Photo courtesy of the author, feature photo by Virginia Hammer

Each key had to be pushed down with determination. Otherwise, the jet-black ink would only partially touch the paper, and the letter that was supposed to be printed so clearly would only be a trace.

Difficult to decipher from a distance, such a partially printed letter left you two options: it could either be left as a mere shadow, or you could go back and type the same letter exactly above it.

The latter, however, required almost supernatural skills; being able to place the typewriter exactly in that same position was impossible. You always ended up with a letter slightly to the left or right of the “shadow” that didn’t come through fully the first time around.

So, in the end, you lost either way. The letter was a futile effort, and you were always left fearing that subsequent readers would perceive you as a feeble typewriter. In fact, they didn’t even have to read the words; it sufficed just to look at the page.

Those were the times of old mechanical typewriters. Growing up, I would see my parents giving it their best shot, and naturally, I also wanted to “play”. To me, it looked like a great toy. Although I’d like to say that my playing with the machine symbolizes my innate desire to become a writer, it was the clack, clack, clack sound that I really loved back then. No wonder I was inclined to learn piano later on; I had already practiced acquiring equal strength on all fingers.

Photo courtesy of the author

With IBM came the electric typewriter, but the trials and tribulations didn’t end here. After a while of hitting keys, the ribbon ended and needed to be replaced. However, this wasn’t an issue since these ribbons were widely available.

Fact is that members in my family still use the electric IBM 196 C from 1981. And not in any way as an antiquated toy.
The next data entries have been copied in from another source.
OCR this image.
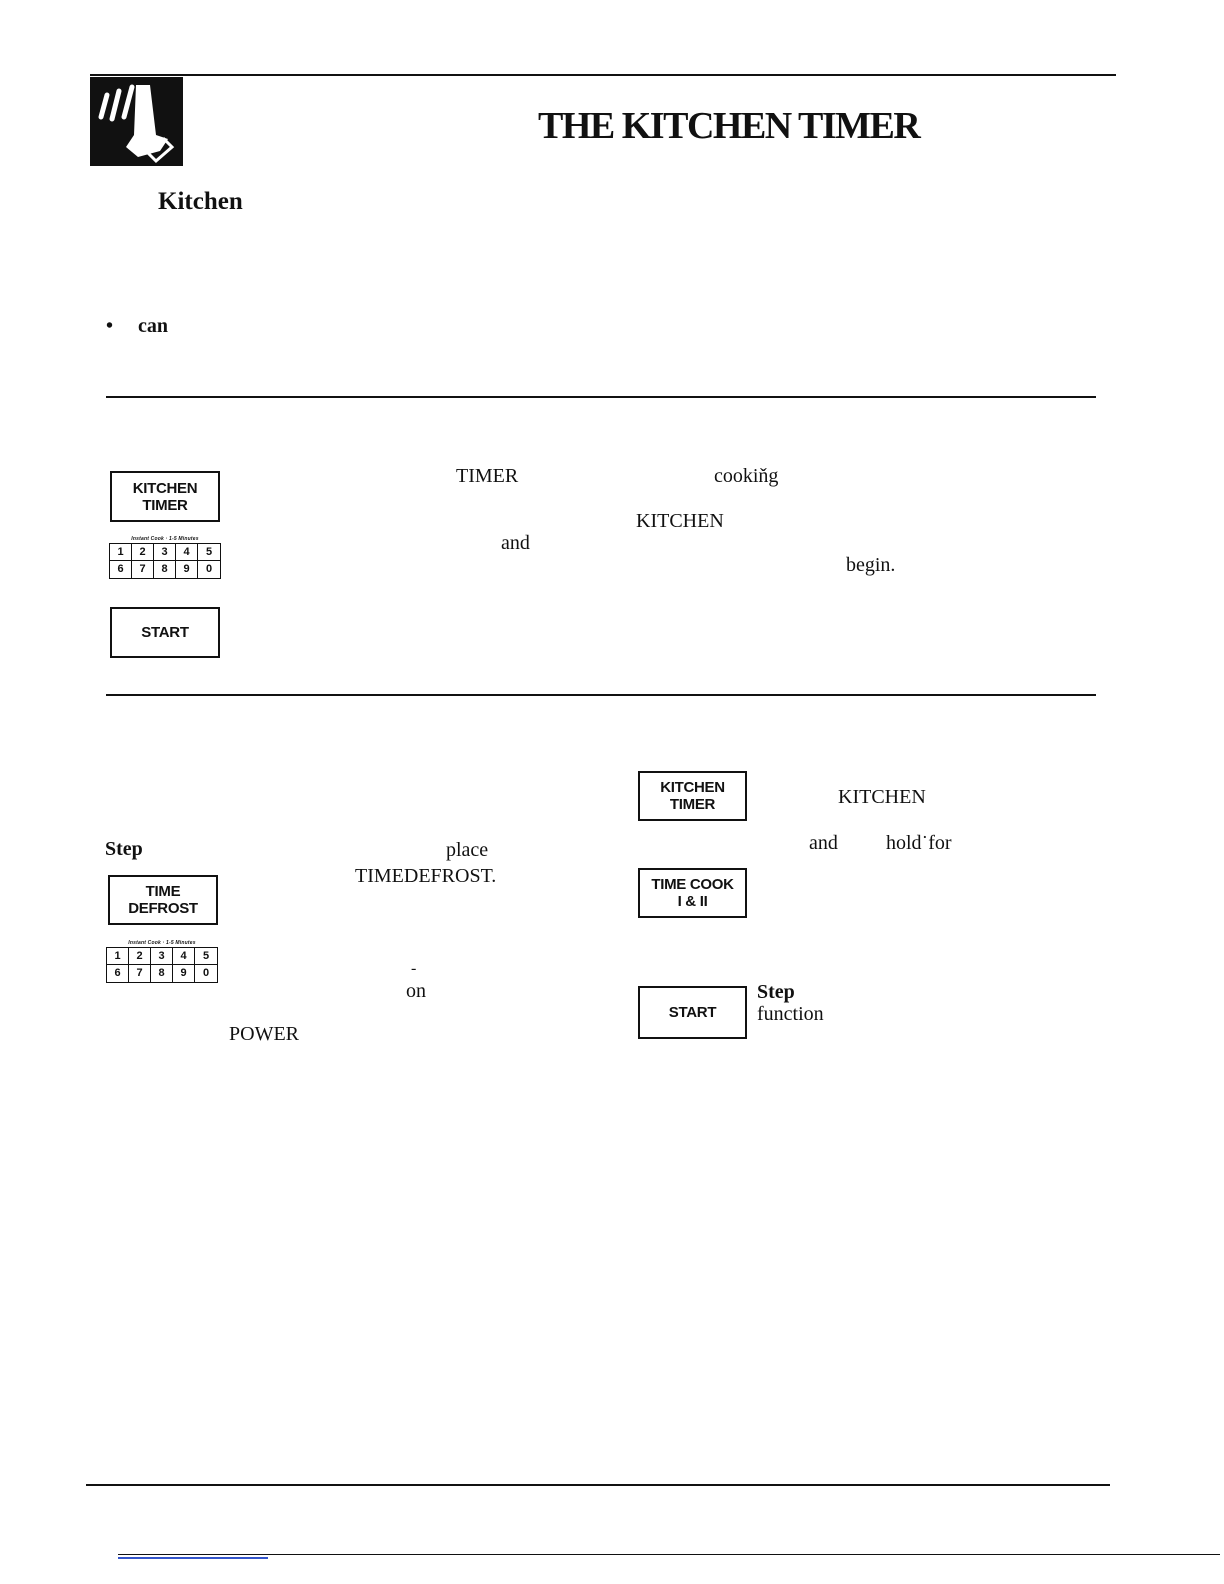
THE KITCHEN TIMER
Kitchen
• can
KITCHEN
TIMER
Instant Cook · 1-5 Minutes
1	2	3	4	5
6	7	8	9	0
START
TIMER	cookiňg
KITCHEN
and
begin.
Step	place
TIMEDEFROST.
TIME
DEFROST
Instant Cook · 1-5 Minutes
1	2	3	4	5
6	7	8	9	0	-
on
POWER
KITCHEN
TIMER	KITCHEN
and hold˙for
TIME COOK
I & II
START
Step
function
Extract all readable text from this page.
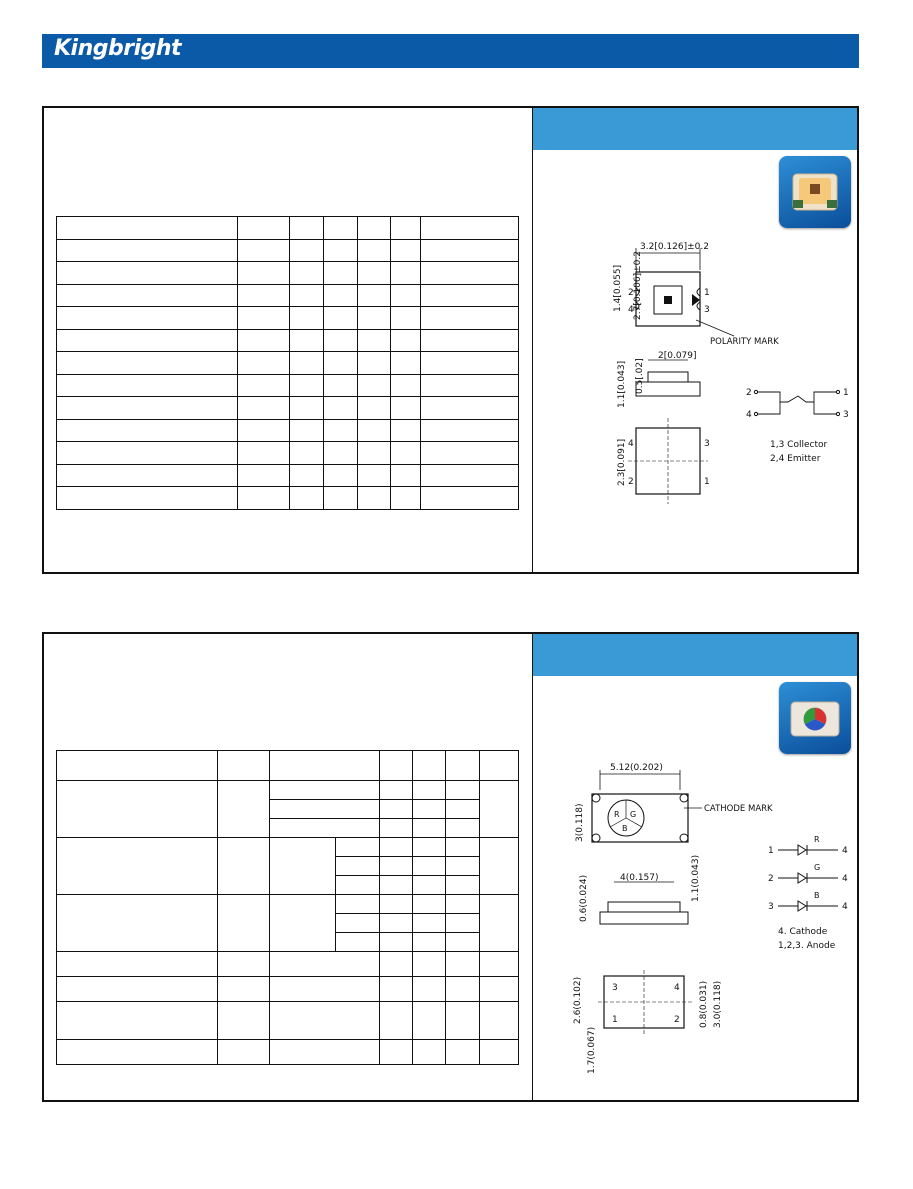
Kingbright

3.2[0.126]±0.2
2
4
1
3
2.7[0.106]±0.2
1.4[0.055]
POLARITY MARK
2[0.079]
0.5[.02]
1.1[0.043]
4
2
3
1
2.3[0.091]
2
4
1
3
1,3 Collector
2,4 Emitter

5.12(0.202)
R G
B
3(0.118)	CATHODE MARK
4(0.157)
0.6(0.024)	1.1(0.043)
3
1
4
2
2.6(0.102)
1.7(0.067)
0.8(0.031) 3.0(0.118)
1
R
4
2
G
4
3
B
4
4. Cathode
1,2,3. Anode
Quite the contrary, it is an essential machine in their office because it allows them to fill out forms with a clean and polished finish. Printing letters by hand is uneven, and the IBM does the job perfectly.
 
When the part corresponding to the computer’s “Enter” key recently broke, it looked to be the death of the device. But luckily, repair specialists still exist in Germany. It seems that my family members are not the only 196 C aficionados still out there.